Posted by "张铎 (Duo Zhang)" <pa...@gmail.com>.
I can not see the picture of 'hive query result', so not sure what is the
real problem. But in section 2, a 'get' does not mean there is only one
row, try using 'scan'. And have you tried to send the question to the hive
community? They may know this better.

Thanks.

-------------------Chinese below---------------

Hive查询结果的图看不到,所以不确定具体是啥问题。不过在2里面,用'get'并不能说明HBase表里只有行数据,得用scan。另外建议你给Hive社区也发邮件问问,他们可能更清楚具体是什么问题。

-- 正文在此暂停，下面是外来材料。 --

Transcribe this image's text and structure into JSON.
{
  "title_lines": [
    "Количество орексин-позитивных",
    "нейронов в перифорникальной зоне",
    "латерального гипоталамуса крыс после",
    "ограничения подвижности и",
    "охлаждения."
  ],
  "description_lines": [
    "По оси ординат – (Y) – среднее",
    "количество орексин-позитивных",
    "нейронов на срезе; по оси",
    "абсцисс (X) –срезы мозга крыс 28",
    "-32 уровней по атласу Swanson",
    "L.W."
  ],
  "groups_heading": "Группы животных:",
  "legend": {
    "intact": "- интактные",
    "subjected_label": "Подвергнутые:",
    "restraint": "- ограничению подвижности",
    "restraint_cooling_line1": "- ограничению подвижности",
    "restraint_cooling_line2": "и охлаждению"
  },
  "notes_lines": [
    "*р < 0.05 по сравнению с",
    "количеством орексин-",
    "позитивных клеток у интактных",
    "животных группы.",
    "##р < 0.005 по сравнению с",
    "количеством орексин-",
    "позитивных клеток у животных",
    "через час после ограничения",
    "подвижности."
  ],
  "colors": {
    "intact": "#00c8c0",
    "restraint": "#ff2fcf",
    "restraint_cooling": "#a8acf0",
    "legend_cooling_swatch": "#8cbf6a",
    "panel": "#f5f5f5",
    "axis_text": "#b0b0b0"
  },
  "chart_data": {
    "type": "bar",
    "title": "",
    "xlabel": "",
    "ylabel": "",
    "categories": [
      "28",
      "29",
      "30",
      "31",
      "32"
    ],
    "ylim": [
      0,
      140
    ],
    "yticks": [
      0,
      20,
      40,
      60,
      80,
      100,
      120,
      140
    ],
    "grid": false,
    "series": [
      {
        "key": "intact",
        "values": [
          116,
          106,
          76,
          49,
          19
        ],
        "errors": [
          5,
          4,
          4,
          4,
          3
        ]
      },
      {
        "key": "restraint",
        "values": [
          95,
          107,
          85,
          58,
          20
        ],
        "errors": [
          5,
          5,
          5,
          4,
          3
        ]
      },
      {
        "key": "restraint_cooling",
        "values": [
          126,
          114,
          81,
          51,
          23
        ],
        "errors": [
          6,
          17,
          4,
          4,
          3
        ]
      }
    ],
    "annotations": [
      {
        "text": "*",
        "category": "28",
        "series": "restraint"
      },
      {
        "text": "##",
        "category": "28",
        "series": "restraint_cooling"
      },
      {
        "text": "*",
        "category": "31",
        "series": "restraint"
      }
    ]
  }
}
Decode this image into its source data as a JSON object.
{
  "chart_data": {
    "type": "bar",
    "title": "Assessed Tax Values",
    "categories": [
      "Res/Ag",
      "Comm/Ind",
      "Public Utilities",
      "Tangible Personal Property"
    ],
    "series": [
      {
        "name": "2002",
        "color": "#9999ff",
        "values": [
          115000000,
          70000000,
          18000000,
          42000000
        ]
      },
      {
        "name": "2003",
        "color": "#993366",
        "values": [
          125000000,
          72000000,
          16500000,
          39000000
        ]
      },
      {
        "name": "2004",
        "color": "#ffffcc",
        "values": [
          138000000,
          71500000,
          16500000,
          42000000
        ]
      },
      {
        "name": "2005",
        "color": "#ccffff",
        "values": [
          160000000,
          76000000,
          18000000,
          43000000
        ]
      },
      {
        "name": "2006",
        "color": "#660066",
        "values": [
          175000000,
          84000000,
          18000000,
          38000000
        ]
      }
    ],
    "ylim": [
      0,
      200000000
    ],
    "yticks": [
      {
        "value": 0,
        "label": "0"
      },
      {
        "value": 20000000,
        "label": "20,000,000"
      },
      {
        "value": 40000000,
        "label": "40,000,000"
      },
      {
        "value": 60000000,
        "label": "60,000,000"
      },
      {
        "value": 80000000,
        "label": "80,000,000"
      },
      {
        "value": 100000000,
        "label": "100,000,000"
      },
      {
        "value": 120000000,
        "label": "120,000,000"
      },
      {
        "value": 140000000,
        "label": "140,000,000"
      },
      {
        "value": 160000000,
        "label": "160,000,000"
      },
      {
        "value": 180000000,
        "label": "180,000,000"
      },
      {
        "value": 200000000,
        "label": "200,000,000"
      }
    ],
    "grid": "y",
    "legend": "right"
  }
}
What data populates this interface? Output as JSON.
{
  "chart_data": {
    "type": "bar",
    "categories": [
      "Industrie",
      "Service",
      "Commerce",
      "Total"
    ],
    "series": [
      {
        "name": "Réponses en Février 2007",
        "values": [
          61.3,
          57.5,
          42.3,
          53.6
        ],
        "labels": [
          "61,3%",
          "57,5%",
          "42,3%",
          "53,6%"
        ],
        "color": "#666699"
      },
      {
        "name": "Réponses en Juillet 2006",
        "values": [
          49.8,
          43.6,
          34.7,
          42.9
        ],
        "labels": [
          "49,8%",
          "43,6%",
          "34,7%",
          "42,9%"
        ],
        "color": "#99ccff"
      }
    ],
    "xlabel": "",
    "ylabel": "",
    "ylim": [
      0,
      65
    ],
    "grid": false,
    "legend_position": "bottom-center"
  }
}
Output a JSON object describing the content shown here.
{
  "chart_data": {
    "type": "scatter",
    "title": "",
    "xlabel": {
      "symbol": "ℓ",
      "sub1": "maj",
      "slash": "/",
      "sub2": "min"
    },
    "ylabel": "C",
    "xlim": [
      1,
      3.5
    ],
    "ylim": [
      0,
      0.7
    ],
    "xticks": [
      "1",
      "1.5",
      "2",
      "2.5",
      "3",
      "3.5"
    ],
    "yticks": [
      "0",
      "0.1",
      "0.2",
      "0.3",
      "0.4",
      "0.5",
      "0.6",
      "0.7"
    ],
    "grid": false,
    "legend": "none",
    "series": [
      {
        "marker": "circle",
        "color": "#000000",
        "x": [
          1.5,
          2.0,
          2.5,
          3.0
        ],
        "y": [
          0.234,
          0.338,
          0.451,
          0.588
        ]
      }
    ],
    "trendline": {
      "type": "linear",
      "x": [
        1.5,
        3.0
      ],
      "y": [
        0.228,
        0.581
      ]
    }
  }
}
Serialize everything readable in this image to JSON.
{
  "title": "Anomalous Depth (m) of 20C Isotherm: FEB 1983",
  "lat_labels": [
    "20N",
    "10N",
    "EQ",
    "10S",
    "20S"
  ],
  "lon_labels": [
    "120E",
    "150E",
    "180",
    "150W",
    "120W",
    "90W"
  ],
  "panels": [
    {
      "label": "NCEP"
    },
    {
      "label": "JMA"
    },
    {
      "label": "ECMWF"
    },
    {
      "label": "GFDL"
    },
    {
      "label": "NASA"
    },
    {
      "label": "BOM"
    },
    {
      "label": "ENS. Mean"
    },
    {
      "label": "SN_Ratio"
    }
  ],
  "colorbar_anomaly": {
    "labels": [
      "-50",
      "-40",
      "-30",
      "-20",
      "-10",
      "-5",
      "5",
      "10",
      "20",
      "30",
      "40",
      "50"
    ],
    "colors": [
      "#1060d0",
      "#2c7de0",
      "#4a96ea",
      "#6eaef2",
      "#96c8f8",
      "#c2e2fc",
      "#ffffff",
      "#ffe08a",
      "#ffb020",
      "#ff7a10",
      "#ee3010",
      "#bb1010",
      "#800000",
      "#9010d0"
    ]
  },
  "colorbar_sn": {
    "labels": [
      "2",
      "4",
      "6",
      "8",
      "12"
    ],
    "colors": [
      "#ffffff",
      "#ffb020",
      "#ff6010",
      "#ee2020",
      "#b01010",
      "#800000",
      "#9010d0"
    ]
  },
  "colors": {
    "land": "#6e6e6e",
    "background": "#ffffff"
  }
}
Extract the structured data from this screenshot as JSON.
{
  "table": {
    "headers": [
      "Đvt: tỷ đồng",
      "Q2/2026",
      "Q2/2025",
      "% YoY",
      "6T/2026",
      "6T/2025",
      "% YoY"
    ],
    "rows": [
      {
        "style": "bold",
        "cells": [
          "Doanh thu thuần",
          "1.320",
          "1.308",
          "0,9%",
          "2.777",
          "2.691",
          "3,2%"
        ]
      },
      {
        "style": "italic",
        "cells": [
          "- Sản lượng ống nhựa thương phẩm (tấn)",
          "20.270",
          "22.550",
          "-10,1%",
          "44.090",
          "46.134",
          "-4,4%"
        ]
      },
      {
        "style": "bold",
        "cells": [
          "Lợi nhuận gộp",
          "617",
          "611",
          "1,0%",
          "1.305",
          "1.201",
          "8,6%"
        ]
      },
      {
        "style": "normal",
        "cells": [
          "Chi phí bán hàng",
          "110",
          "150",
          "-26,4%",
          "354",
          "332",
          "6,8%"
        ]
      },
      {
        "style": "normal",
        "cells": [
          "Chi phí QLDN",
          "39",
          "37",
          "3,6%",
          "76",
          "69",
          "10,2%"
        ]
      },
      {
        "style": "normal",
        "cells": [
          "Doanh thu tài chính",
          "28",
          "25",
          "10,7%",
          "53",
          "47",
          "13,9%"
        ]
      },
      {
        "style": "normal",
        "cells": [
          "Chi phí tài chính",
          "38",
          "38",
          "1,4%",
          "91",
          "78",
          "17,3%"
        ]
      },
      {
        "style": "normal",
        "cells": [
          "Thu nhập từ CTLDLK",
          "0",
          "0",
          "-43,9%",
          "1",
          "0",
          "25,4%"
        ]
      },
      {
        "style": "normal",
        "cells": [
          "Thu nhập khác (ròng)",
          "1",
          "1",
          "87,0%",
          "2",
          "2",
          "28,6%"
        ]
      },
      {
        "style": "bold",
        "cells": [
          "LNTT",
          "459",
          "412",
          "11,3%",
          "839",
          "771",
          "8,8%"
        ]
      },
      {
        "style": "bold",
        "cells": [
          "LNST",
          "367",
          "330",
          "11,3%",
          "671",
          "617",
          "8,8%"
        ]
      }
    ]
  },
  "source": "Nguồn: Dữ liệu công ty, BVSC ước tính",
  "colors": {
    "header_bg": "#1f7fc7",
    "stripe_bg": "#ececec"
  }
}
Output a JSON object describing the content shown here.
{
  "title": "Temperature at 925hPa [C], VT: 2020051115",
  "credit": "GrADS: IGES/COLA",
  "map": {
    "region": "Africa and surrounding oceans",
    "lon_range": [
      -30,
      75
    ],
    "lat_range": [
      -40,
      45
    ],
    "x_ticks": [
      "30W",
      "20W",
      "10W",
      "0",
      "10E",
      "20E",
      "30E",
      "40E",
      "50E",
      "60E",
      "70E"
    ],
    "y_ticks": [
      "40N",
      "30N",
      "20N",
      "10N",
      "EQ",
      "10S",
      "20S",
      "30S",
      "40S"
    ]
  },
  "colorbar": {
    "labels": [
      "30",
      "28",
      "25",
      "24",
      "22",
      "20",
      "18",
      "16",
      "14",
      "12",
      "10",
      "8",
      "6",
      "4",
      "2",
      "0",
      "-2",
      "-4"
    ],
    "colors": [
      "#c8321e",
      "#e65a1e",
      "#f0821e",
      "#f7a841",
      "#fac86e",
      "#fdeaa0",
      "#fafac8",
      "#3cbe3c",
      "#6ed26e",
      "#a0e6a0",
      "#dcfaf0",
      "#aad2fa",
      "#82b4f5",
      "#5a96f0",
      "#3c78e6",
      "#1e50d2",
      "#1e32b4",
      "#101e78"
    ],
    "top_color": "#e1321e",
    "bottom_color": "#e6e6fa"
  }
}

另外建议还是尽量用英文提问,这个是国际社区,用中文的话有很多人看不懂。

谢谢。

Peng Luo <pe...@oneplus.com.invalid> 于2020年1月15日周三 下午11:30写道:

> Hi all,
>
>        HBase里只有一行记录,查询row_key只有一行记录。
>
>        Hive创建外部表关联到HBase的这个表,能查询到2行一模一样的数据。
>
>
>
>
>
> *1,HBase建表语句:*
>
> hbase(main):003:0> describe
> 'test:table_name1'
>
>
> COLUMN FAMILIES
> DESCRIPTION
>
>
> {NAME => 'cf', DATA_BLOCK_ENCODING => 'NONE', BLOOMFILTER => 'ROW',
> REPLICATION_SCOPE => '0', COMPRESSION => 'NONE', VERSIONS => '1', TTL =>
> 'FOREVER',
>
> MIN_VERSIONS => '0', KEEP_DELETED_CELLS => 'FALSE', BLOCKSIZE => '65536',
> IN_MEMORY => 'false', BLOCKCACHE => 'true'}
>
> 1 row(s) in 0.1370 seconds
>
>
>
> *2,HBase只有一条数据*
>
> hbase(main):002:0> get ' test:table_name1','7772809'
>
> COLUMN
> CELL
>
>
>  cf:id                                 timestamp=1579067194137,
> value=777280
>
>
>
> *3,Hive建表语句*
>
> drop table `test.hive_table_name1`;
>
> CREATE EXTERNAL TABLE `test.hive_table_name1`(`id` string )
>
> ROW FORMAT SERDE
>
>   'org.apache.hadoop.hive.hbase.HBaseSerDe'
>
> STORED BY
>
>   'org.apache.hadoop.hive.hbase.HBaseStorageHandler'
>
> WITH SERDEPROPERTIES ('hbase.columns.mapping'=':key')
>
>        TBLPROPERTIES ('hbase.table.name'=' test:table_name1')
>
>
>
> *4,Hive查询结果*
>
>
>
>
>
> 我现在应该从哪些方面去尝试定位这个问题出在哪?
>
>
>

Re: 【HBase】hive查询hbase数据重复

Posted by Josh Elser <el...@apache.org>.
Hi Peng,

While we recognize that the Apache communities are global communities 
where people speak all languages, the ASF requests that communication is 
done in English[1]

Could you translate your original message for us, please?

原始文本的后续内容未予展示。